To improve these results one could increase the number of explanatory variables when computing the distance between two entities, create a statistical model for the estimation of the measure’s parameters using Linear Discriminant Analysis or even logistic regression and finally implement an algorithm which might be able to speed up the computation of the similarity measures.
Step two: Social graph
The second major task of this project was to build a social graph from a pre-processed dataset containing 9559 contracts that was provided to us by Maud Ehrmann, who joined the Digital Humanities Lab during the semester.
The underlying idea is to represent each master and guarantor as a node and connect them if they are cited in the same contract. We used the igraph package in R, a powerful tool for visualizing and analyzing network data. It requires loading two dataframes, one containing the information on the vertices and another one containing the information on the edges.
We decided to only consider masters and guarantors in our graph, as the apprentice is simply the individual which links a master with a guarantor in a given contract. This approach relies on the assumption that an apprentice cannot have more than one master, which in fact happens for only a negligeable amount of contracts.
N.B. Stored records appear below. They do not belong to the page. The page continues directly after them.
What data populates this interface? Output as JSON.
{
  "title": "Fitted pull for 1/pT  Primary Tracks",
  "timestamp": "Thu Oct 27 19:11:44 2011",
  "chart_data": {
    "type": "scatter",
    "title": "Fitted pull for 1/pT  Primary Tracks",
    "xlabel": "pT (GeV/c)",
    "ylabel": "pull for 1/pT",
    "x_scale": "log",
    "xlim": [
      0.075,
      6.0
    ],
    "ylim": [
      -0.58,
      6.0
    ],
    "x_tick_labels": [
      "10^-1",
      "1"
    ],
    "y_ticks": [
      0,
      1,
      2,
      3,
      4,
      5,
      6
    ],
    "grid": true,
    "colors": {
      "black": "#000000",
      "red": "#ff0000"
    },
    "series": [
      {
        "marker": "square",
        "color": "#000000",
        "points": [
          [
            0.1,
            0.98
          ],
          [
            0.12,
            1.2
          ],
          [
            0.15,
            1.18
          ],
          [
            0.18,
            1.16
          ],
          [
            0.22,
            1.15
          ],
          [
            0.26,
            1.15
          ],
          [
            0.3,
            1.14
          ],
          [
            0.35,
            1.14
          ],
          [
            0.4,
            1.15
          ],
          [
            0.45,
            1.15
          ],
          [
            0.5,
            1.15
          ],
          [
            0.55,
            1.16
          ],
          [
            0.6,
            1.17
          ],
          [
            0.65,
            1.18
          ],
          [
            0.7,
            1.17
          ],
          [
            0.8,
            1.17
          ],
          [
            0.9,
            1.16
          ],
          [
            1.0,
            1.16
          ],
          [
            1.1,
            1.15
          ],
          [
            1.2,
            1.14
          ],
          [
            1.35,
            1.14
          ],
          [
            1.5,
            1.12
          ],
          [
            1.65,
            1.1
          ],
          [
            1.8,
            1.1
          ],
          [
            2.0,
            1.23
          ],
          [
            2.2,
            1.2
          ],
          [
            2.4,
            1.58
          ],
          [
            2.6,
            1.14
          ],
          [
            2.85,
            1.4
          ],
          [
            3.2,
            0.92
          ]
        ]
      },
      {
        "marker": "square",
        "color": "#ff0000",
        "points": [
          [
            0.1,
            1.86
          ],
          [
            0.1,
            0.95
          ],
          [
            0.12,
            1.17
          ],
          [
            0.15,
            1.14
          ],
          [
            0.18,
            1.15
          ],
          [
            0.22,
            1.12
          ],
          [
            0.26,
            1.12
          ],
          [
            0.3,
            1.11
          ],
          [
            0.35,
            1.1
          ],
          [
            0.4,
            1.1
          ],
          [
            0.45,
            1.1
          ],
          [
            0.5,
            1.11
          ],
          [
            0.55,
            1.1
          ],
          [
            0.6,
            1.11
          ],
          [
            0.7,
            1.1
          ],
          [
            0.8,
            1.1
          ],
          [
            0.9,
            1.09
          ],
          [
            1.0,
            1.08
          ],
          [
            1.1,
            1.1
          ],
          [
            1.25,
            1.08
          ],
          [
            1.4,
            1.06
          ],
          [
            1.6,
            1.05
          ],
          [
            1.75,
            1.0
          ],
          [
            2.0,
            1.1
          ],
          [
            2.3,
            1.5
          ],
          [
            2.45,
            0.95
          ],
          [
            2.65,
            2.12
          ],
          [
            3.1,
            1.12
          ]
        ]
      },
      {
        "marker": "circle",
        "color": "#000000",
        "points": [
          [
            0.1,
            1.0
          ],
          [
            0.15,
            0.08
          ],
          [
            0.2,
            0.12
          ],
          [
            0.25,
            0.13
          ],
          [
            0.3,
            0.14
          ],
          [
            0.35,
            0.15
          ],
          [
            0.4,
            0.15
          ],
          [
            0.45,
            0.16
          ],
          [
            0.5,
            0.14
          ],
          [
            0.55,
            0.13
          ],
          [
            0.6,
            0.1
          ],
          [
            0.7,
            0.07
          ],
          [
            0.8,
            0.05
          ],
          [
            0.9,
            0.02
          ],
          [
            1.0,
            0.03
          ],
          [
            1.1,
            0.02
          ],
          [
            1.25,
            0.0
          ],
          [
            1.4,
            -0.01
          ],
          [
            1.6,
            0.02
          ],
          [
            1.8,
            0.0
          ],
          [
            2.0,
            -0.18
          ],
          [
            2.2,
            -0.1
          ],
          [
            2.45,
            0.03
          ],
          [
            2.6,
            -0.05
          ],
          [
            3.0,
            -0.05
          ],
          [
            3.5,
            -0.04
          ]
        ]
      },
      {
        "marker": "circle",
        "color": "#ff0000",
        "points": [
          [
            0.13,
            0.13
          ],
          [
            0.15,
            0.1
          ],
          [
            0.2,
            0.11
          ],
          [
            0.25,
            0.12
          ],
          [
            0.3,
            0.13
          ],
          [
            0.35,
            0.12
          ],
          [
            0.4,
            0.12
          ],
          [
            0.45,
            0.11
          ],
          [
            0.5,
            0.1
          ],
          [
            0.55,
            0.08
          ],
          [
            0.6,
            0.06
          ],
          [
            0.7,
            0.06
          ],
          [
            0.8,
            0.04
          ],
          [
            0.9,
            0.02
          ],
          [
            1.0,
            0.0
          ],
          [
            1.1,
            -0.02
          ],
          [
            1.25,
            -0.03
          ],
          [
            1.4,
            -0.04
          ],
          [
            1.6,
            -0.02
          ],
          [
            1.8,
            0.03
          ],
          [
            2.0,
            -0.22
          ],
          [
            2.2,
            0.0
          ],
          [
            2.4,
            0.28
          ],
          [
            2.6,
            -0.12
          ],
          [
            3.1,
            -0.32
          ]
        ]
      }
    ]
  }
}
Surprisingly, we observe that the connectivity of the graph is pretty low. In other words, a lot of pairs of nodes are isolated. For this reason, we decided to focus on a subgraph of the social graph containing only the clusters with at least three elements. These clusters represent only 9% of the total number of vertices. The subgraph we are interested in is represented in Figure 4.
The igraph package was designed to represent these attributes by playing with the color, the size and the thickness of the edges. We used three colors to distinguish nodes representing masters, guarantors and those individuals which are both masters and guarantors. The size of the nodes is related to their degree, that is the number of edges for which the considered node is an endpoint. This has the effect of inflating the nodes which are at the « center » of a cluster.
We observe two major categories of structures : on one hand we have star-shaped clusters which suggest that a master appears in a certain number of contracts and chooses a different guarantor each time, and on the other hand we have tree-shaped clusters suggesting that a master knows a guarantor who knows another master etc…
To conclude, this social graph highlights in an elegant way the different relationships that were present in the Venetian society during the 16th and 17th centuries. We must however bear in mind that the connectivity of the graph is very low, hence there is only a very limited amount of data that is sufficiently interesting to be extracted and can then be compared with the existing literature.
We have managed to follow the milestones we set at the beginning of the semester and we believe that our work can be reused in order to account for the transcriptions that will be done in the next months.
In further work, we could try to determine what are the chances that indivuduals at endpoints of a tree-structured cluster know each other or not. Another direction for further development would be to create a dynamic graph where we could access information on the individuals represented in the graph by clicking on the nodes.
 Statistical Analysis of Network Data with R. E.D. Kolaczyk, G. Csardi, Springer, 2014.